Many of the instruments played by the 33rd Illinois Volunteer Regiment Band, Inc. were the same instruments that were in service during battle and dress parades in 1861. Many of the horns played date from the Civil War era. Restoration of the original horns is a high priority so the melodies of the 19th century can be heard as they were during that time in history. Among the instruments used by the 33rd Illinois Volunteer Regiment Band, Inc. are valved bugles, cornets, and an assortment of alto, tenor, baritone and bass saxhorns and rope tension drums. The design of the horns introduces the audience to the assortment of instruments common in that period.


Instrumentation of the Civil War Brass Band

Even within the brass band format, different instruments mad in different styles came into use. There were three basic horn designs popular at the time, separated by the direction the bell faced. The were bell-front, over-the-shoulder (OTS), and circular designs, each having its advantages and drawbacks.

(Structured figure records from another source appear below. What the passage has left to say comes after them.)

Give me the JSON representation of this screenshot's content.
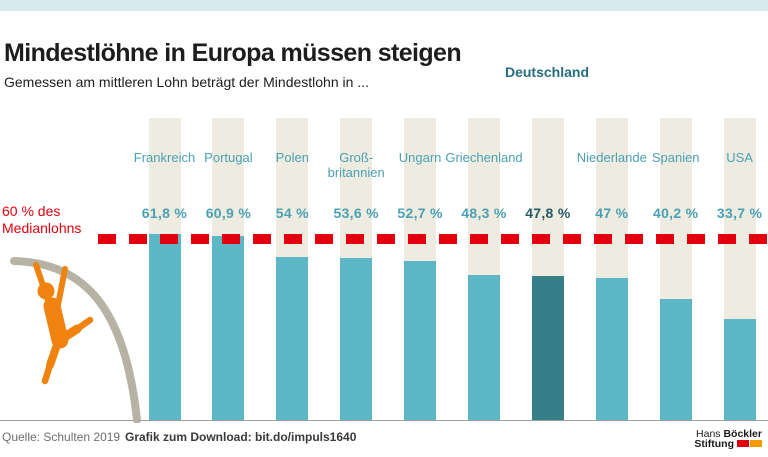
{
  "header": {
    "title": "Mindestlöhne in Europa müssen steigen",
    "subtitle": "Gemessen am mittleren Lohn beträgt der Mindestlohn in ..."
  },
  "chart_data": {
    "type": "bar",
    "title": "Mindestlöhne in Europa müssen steigen",
    "subtitle": "Gemessen am mittleren Lohn beträgt der Mindestlohn in ...",
    "unit": "% des Medianlohns",
    "categories": [
      "Frankreich",
      "Portugal",
      "Polen",
      "Großbritannien",
      "Ungarn",
      "Griechenland",
      "Deutschland",
      "Niederlande",
      "Spanien",
      "USA"
    ],
    "category_display": [
      "Frankreich",
      "Portugal",
      "Polen",
      "Groß-\nbritannien",
      "Ungarn",
      "Griechenland",
      "",
      "Niederlande",
      "Spanien",
      "USA"
    ],
    "values": [
      61.8,
      60.9,
      54,
      53.6,
      52.7,
      48.3,
      47.8,
      47,
      40.2,
      33.7
    ],
    "value_labels": [
      "61,8 %",
      "60,9 %",
      "54 %",
      "53,6 %",
      "52,7 %",
      "48,3 %",
      "47,8 %",
      "47 %",
      "40,2 %",
      "33,7 %"
    ],
    "highlight_index": 6,
    "highlight_heading": "Deutschland",
    "reference_line": {
      "value": 60,
      "label": "60 % des\nMedianlohns"
    },
    "ylim": [
      0,
      100
    ],
    "grid": false,
    "legend_position": "none"
  },
  "footer": {
    "source": "Quelle: Schulten 2019",
    "download": "Grafik zum Download: bit.do/impuls1640"
  },
  "branding": {
    "name_regular": "Hans ",
    "name_bold": "Böckler",
    "line2_bold": "Stiftung"
  },
  "icons": {
    "climber": "pole-vaulter-climbing-icon"
  },
  "colors": {
    "top_strip": "#d6e9ee",
    "bar": "#5cb7c6",
    "bar_highlight": "#377f88",
    "bar_background": "#eeece1",
    "label_teal": "#4ba1b3",
    "highlight_heading": "#256e80",
    "highlight_value": "#265a66",
    "reference_red": "#e2000f",
    "climber_orange": "#f0830f",
    "pole_gray": "#b7b3a4",
    "brand_orange": "#f59b00"
  }
}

Military bands preferred the over-the-shoulder horns because the sound was better heard by the soldiers while on the march.

Some bands were equipped with a matching set if horns, made by the same instrument maker. The advantage of having matched horns became apparent when the musician attempted to tune with the others to create a more pleasing sound. Since each maker used a slightly different pitch base, horns of different makers made it difficult to tune together, Slide trombones were used in some bands but were impractical for field use in the event a dent in the slide would render the horn unusable. Valved tenor horns or valved trombones were usually substituted for the slide trombone. Woodwinds like the Albert or Simple system clarinet or D-flat piccolo were used when available but were not present in most bands of that era.


The E-flat cornet typically played the melody of the Civil War brass band. The Bandmaster also played the melody line. Other instruments included the B-flat cornet, E-flat alto horn, B-flat tenor horn, B-flat bass or baritone, E-flat tuba, side drum, bass drum, and cymbal. The cymbals were usually played by the bass drummer, who attached one cymbal to the top of the bass drum and struck it with the other cymbal. Woodwinds were used when a player was available.

Commonly in Confederate Bands, there would be a mixture of horn designs. Southern armies often lacked funds to purchase complete sets of matching horns. The musicians would play whatever was available. Drums were necessary for marching and sounding calls to the soldiers. Drums of the period had calfskin heads, catgut snares, and wooden or brass shells. They were often decorated with paintings of eagles or patriotic designs and generally had rope tension heads, although there is evidence of rod tension drums in use.

To provide variety, some Bandmasters would compose new tunes or change existing ones to suit the instrumentation of their band. Many of the same tunes were popular in every unit, North or South. "Dixie," often thought of strictly as a Southern tune, was popular with both sides and was a favorite of Abraham Lincoln's.